By Peter Gwin, Senior Editor, NG 
“Ssssssss, monsieur. Ssssssss, monsieur.” The hissing sound comes from the padlocked door of the cell holding the “stubborn ones,” says the prison warden in Berberati, a Central African Republic town near the border with Cameroon.
The inmates poke their fingers through the cracks, trying to motion me to come near, possibly to whisper an alibi or maybe to slip them some cash or the ballpoint pen I’m nervously clicking.
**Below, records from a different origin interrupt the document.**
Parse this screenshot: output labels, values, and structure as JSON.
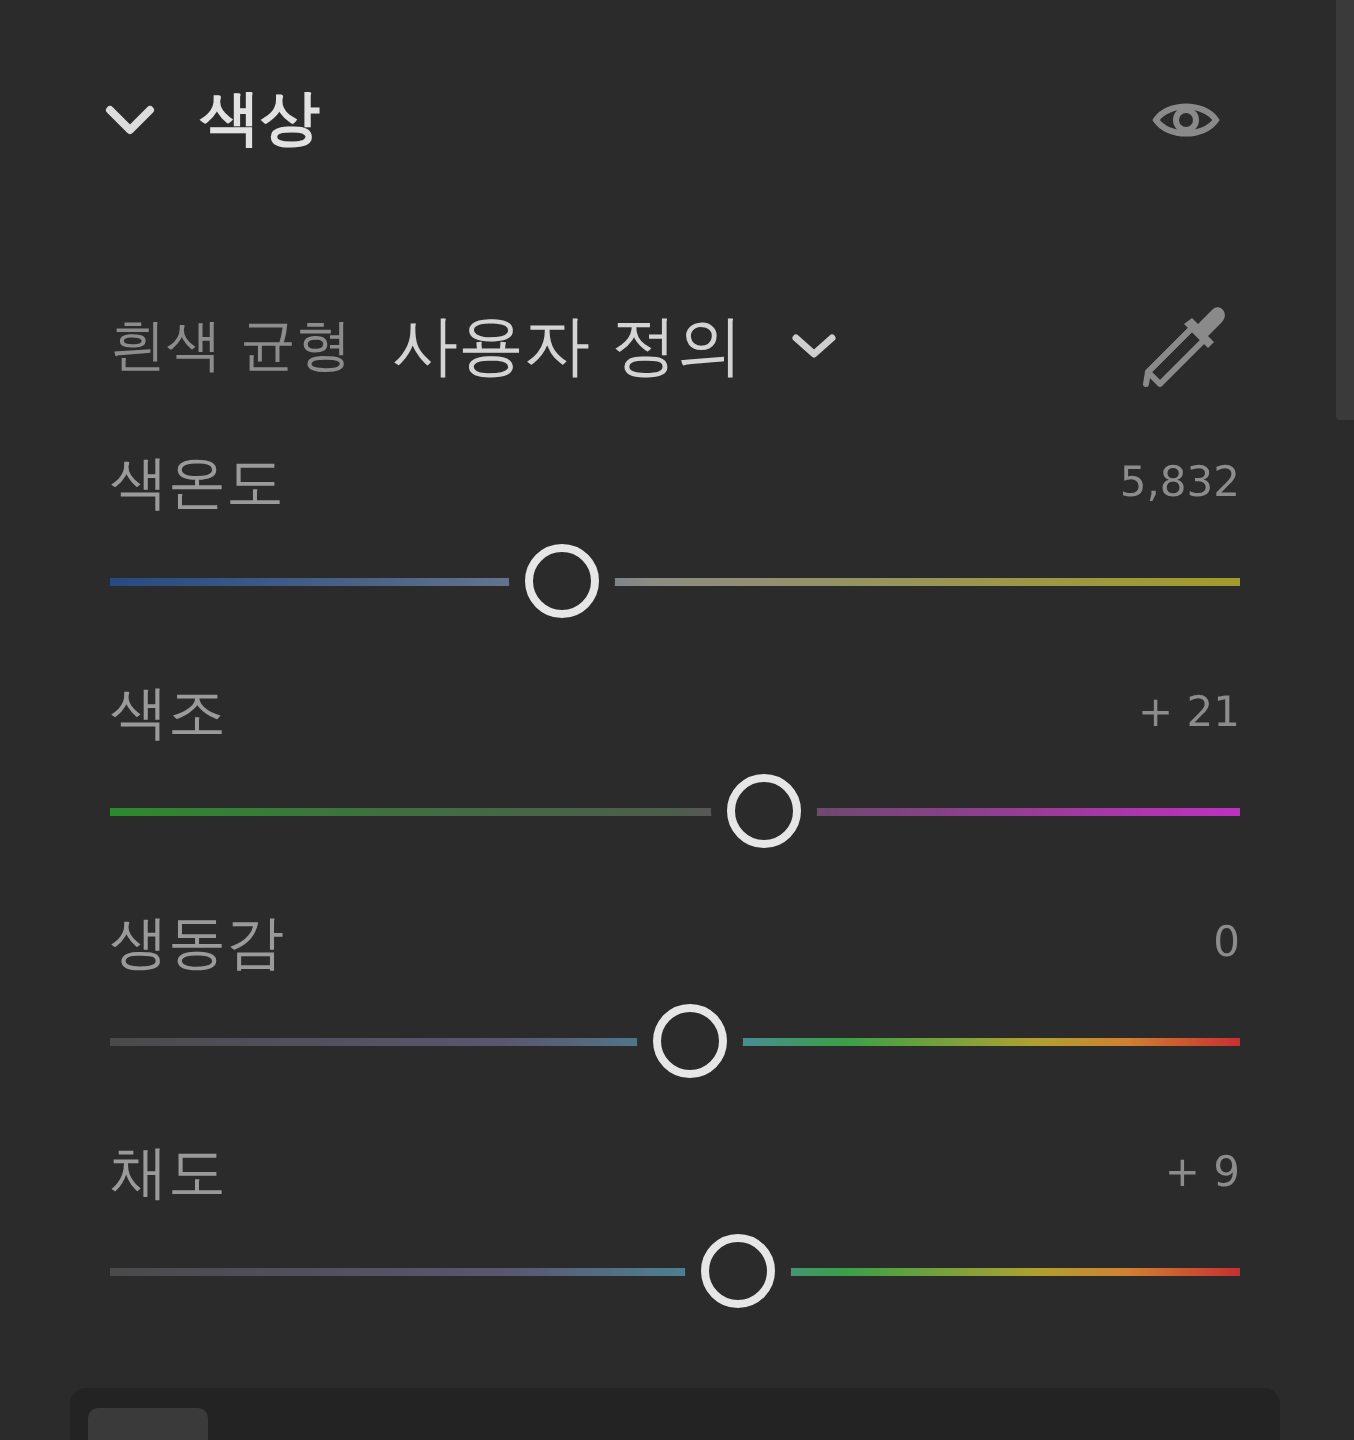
{
  "panel": {
    "title": "색상",
    "expanded": true
  },
  "white_balance": {
    "label": "흰색 균형",
    "value": "사용자 정의"
  },
  "sliders": [
    {
      "label": "색온도",
      "reading": "5,832",
      "level": 0.4,
      "kind": "temperature"
    },
    {
      "label": "색조",
      "reading": "+ 21",
      "level": 0.579,
      "kind": "tint"
    },
    {
      "label": "생동감",
      "reading": "0",
      "level": 0.513,
      "kind": "spectrum"
    },
    {
      "label": "채도",
      "reading": "+ 9",
      "level": 0.556,
      "kind": "spectrum"
    }
  ]
}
The warden ignores them and continues his tour of the rest of the prison, organized around an open concrete yard.
In the corner of the yard two naked men bathe themselves, splashing water from a bucket and vigorously rubbing their skin. A fire smolders in another corner. The sweet, pungent smell of cassava flour and human sweat hangs in the air. The eyes of all the prisoners follow us as we move around the yard. I ask the warden about the men in the padlocked cell.
“Some are bandits,” he ways with a dismissive wave. “Two are anti-Balaka,” members of a movement of Christians and animists who joined forces to fight a Muslim-led rebellion. Just that morning the town’s prosecutor had told me that the prison’s worst inmates had participated in the burning, looting, and lynching that left the Muslim quarter of the town an empty ruin.
The warden leads us out of the yard, and we pass the cell once more. The fingers poke through the cracks beseechingly, Ssssssss, monsieur! Ssssssss, monsieur!” they hiss. “Some soap, please. Some soap.”